Porphyry copper deposits are typically mined by open-pit methods.

==Notable examples==
===Russia===
- Tominskoe, Ural
- Mikheevskoe, Ural
- Salavatskoe, Ural

===Mexico===
- Cananea
- La Caridad
- Santo Tomas

===Canada===
- Highland Valley
- Gibraltar Mine

===Chile===

- Cerro Colorado
- Chuquicamata
- Collahuasi
- Escondida
- El Abra
- El Salvador
- El Teniente
- Los Pelambres
- Radomiro Tomić

===Peru===
- Toquepala
- Cerro Verde, southeast of the city of Arequipa

===United States===
- Ajo, Arizona
- Bagdad, Arizona
- Berkeley Pit, Butte, Montana
- Bingham Canyon Mine, Utah
- Lavender Pit, Bisbee, Arizona
- Morenci, Arizona
- Pebble Mine, Alaska
- Safford Mine, Safford, Arizona
- San Manuel, Arizona
- Sierrita, Arizona
- Resolution Copper, Superior, Arizona
- El Chino, Santa Rita, New Mexico
- Ely, Nevada
- Ray Mine, Arizona

===Indonesia===
- Batu Hijau, Sumbawa
- Grasberg, West Papua at >3 billion tonnes at 1 ppm Au, is one of the world's largest and richest porphyry deposits of any type
- Tujuh Bukit, Java, still under exploration, but likely to be bigger than Batu Hijau
- Sungai Mak and Cabang Kiri, Gorontalo, at 292 million tonnes at 0.50 ppm gold and 0.47% copper

===Australia===
- Cadia-Ridgeway Mine, New South Wales, copper-gold deposit mined by open pit and block caving.
- Northparkes copper porphyry deposit, New South Wales, with 63 million tonnes at 1.1% Cu and 0.5 ppm Au.

===Papua New Guinea===
- Ok Tedi
- Panguna/Bougainville Copper
- Wafi-Golpu project/Wafi-Golpu mine

===Other===
- Coclesito, Panama
- Majdanpek mine, Serbia
- Oyu Tolgoi is one of the world's largest and richest Cu porphyry deposits, Mongolia
- La Caridad, Sonora, Mexico
- Dizon, Philippines
- Saindak Copper Gold Project, Pakistan

==Porphyry-type ore deposits for other metals==
Copper is not the only metal that occurs in porphyry deposits. There are also porphyry ore deposits mined primarily for molybdenum, many of which contain very little copper. Examples of porphyry molybdenum deposits are the Climax, Urad, Mt. Emmons, and Henderson deposits in central Colorado; the White Pine and Pine Grove deposits in Utah; the Questa deposit in northern New Mexico; and Endako in British Columbia.

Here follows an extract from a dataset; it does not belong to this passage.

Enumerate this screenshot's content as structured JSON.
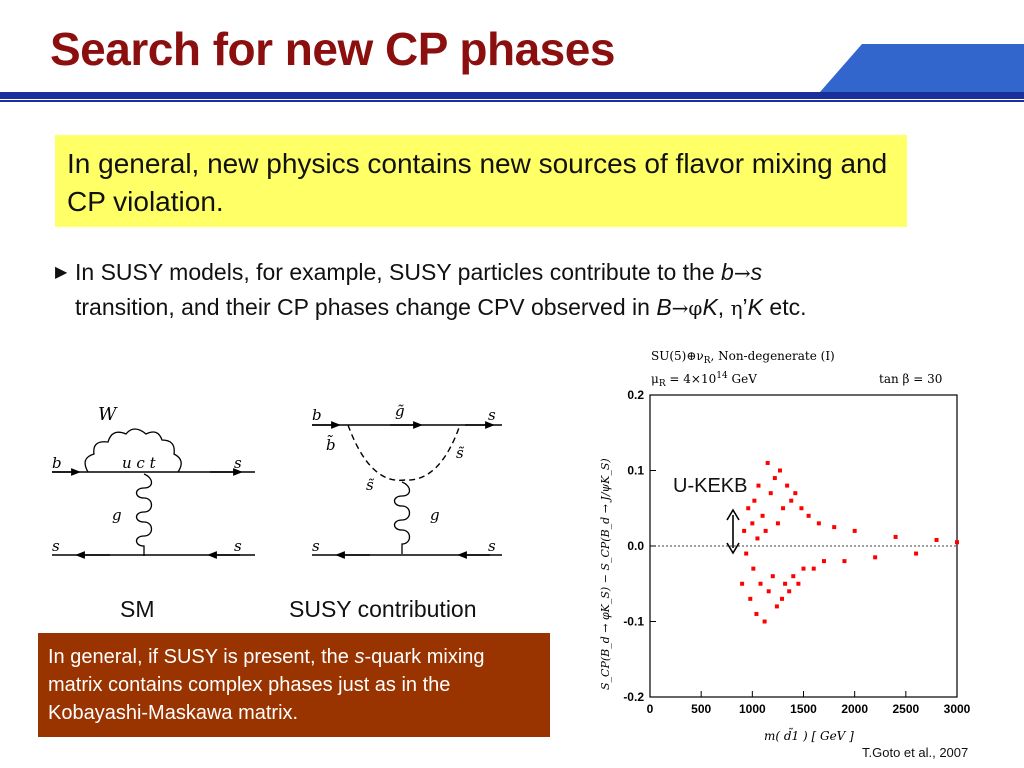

The US Geological Survey has classed the Chorolque and Catavi tin deposits in Bolivia as porphyry tin deposits.

Some porphyry copper deposits in oceanic crust environments, such as those in the Philippines, Indonesia, and Papua New Guinea, are sufficiently rich in gold that they are called copper-gold porphyry deposits.